If you want a quick summary of the OT check out Stephen's take on history in Acts 7.  Stephen gave a big picture view of the battle between belief and unbelief throughout the Bible. The whole point was that God intended to have a spiritual relationship with man. Stephen not only talked about it boldly, he also boldly lived it.

There has always been opposition to this and it usually comes from uptight religious people. Of course in that time they accused people like Stephen of being blasphemous against God,  Moses, the temple and the law even to the point of lying about him. Their arrogance and desire for control and power had them running around frothing at the mouth to be the ‘spiritually elite’.

In the Acts period, the Sadduces were a group of religious leaders who nixed any mention of resurrection.  There  were also the Pharisees who were very zealous of adherence to the law, both oral and written.  Then along came Jesus Christ who not only was the end of the law, but also rose up out of the grave!



Stephen's recorded response in Acts 7 is a focused history of the Old Testament tension between the great men of God and those who just could not get out of idolatry (especially about themselves) and who returned habitually to the quicksand of the senses understanding of things. This is always the battle in every situation. It is the tension between spiritual knowledge and the knowledge that comes by way of the five senses. It is not that we can't learn through the senses, it's just that it is incomplete and deceptive at times. What appears is not always what is. That's the point.
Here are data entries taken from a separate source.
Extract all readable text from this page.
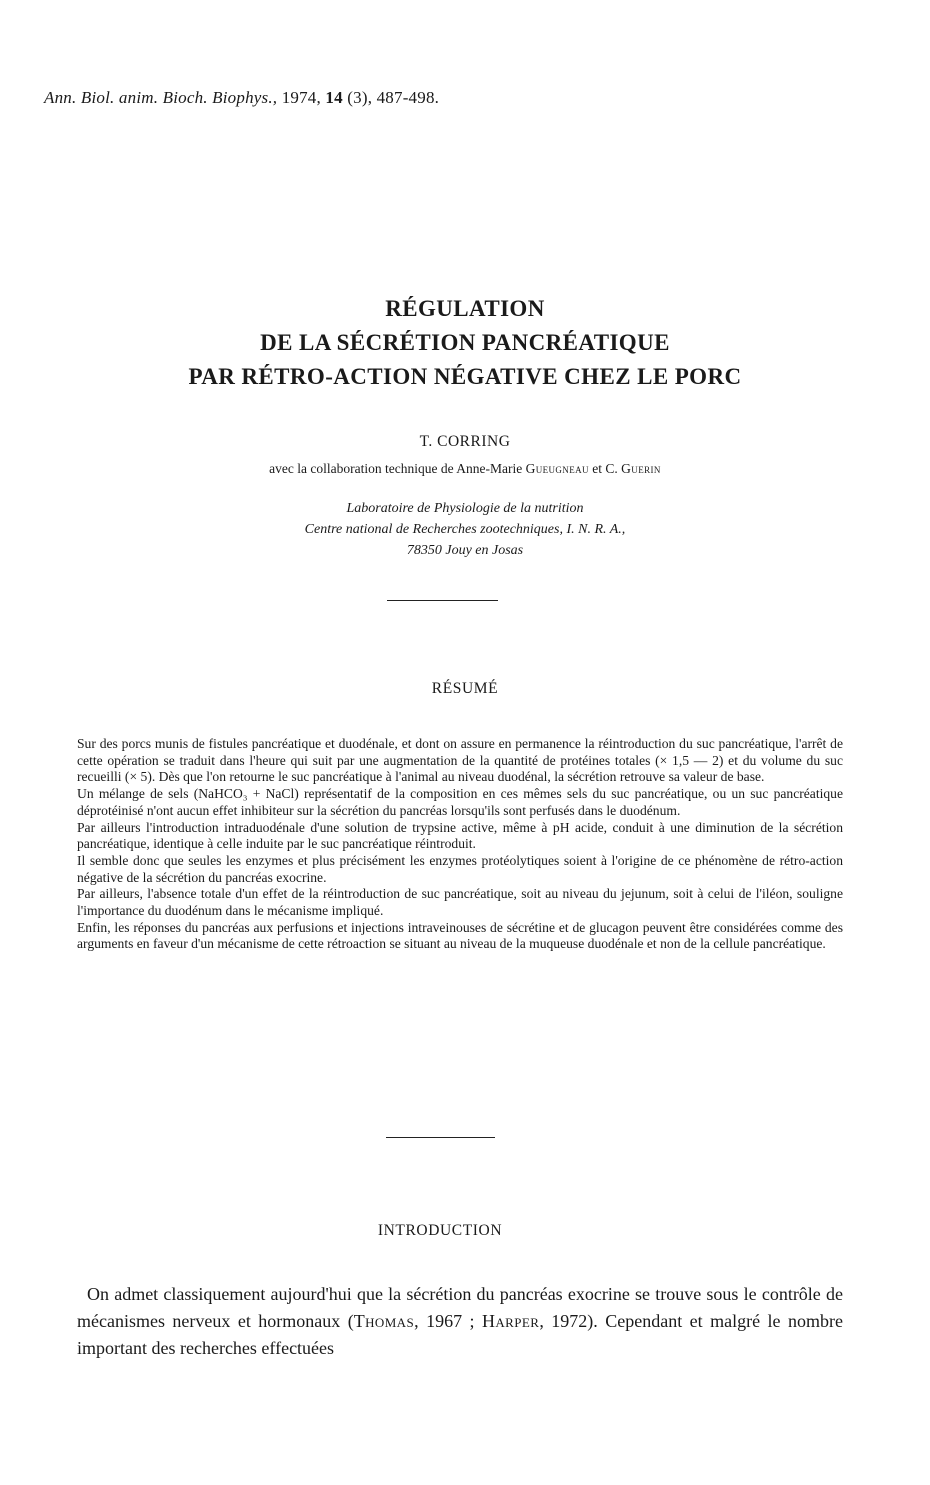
Ann. Biol. anim. Bioch. Biophys., 1974, 14 (3), 487-498.
RÉGULATION
DE LA SÉCRÉTION PANCRÉATIQUE
PAR RÉTRO-ACTION NÉGATIVE CHEZ LE PORC
T. CORRING
avec la collaboration technique de Anne-Marie Gueugneau et C. Guerin
Laboratoire de Physiologie de la nutrition
Centre national de Recherches zootechniques, I. N. R. A.,
78350 Jouy en Josas
RÉSUMÉ

Sur des porcs munis de fistules pancréatique et duodénale, et dont on assure en permanence la réintroduction du suc pancréatique, l'arrêt de cette opération se traduit dans l'heure qui suit par une augmentation de la quantité de protéines totales (× 1,5 — 2) et du volume du suc recueilli (× 5). Dès que l'on retourne le suc pancréatique à l'animal au niveau duodénal, la sécrétion retrouve sa valeur de base.

Un mélange de sels (NaHCO₃ + NaCl) représentatif de la composition en ces mêmes sels du suc pancréatique, ou un suc pancréatique déprotéinisé n'ont aucun effet inhibiteur sur la sécrétion du pancréas lorsqu'ils sont perfusés dans le duodénum.

Par ailleurs l'introduction intraduodénale d'une solution de trypsine active, même à pH acide, conduit à une diminution de la sécrétion pancréatique, identique à celle induite par le suc pancréatique réintroduit.

Il semble donc que seules les enzymes et plus précisément les enzymes protéolytiques soient à l'origine de ce phénomène de rétro-action négative de la sécrétion du pancréas exocrine.

Par ailleurs, l'absence totale d'un effet de la réintroduction de suc pancréatique, soit au niveau du jejunum, soit à celui de l'iléon, souligne l'importance du duodénum dans le mécanisme impliqué.

Enfin, les réponses du pancréas aux perfusions et injections intraveinouses de sécrétine et de glucagon peuvent être considérées comme des arguments en faveur d'un mécanisme de cette rétroaction se situant au niveau de la muqueuse duodénale et non de la cellule pancréatique.

INTRODUCTION

On admet classiquement aujourd'hui que la sécrétion du pancréas exocrine se trouve sous le contrôle de mécanismes nerveux et hormonaux (Thomas, 1967 ; Harper, 1972). Cependant et malgré le nombre important des recherches effectuées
To illustrate this, take for example, my Bible opened on the table. It looks, feels, smells, tastes and sounds like a book when read. It has 4 columns across, is written in King James English and to the average eye is unmistakably a Bible. The Bible can be described with senses knowledge. What really lies within the Bible is God’s heart and the true spiritual knowledge accessible when it is read and digested by someone who desires the truth. For someone who reads it for other reasons, it may be an example of literature, history, something to fill a drawer in a hotel room, a dust magnet on a coffee table or it may even be used to twist its words to manipulate power in the religious world.

The Bible is not on the best seller list for everyone, only to those who believe.  That's a no brainer!
2 Timothy 3:16-17 (American Standard Version) Every scripture inspired of God is also profitable for teaching, for reproof, for correction, for instruction which is in righteousness. That the man of God may be complete, furnished completely unto every good work. 
'Furnished completely' doesn't mean piously pure or obnoxiously arrogant, it simply means up to the task of doing good stuff, energized and inspired by the God of the universe! (Sorry " Secret"-readers, he's not a genie! He's God!)
Acts 7:8 And Stephen, full of faith and power, did great wonders and miracles among the people.
In the Word that he spoke, Stephen rightly divided the Word to expose the truth. His knowledge of the Word  is readily recognizable.  He was very skillful as he laid it on the line  to his accusers.  He was a man of boldness and believing.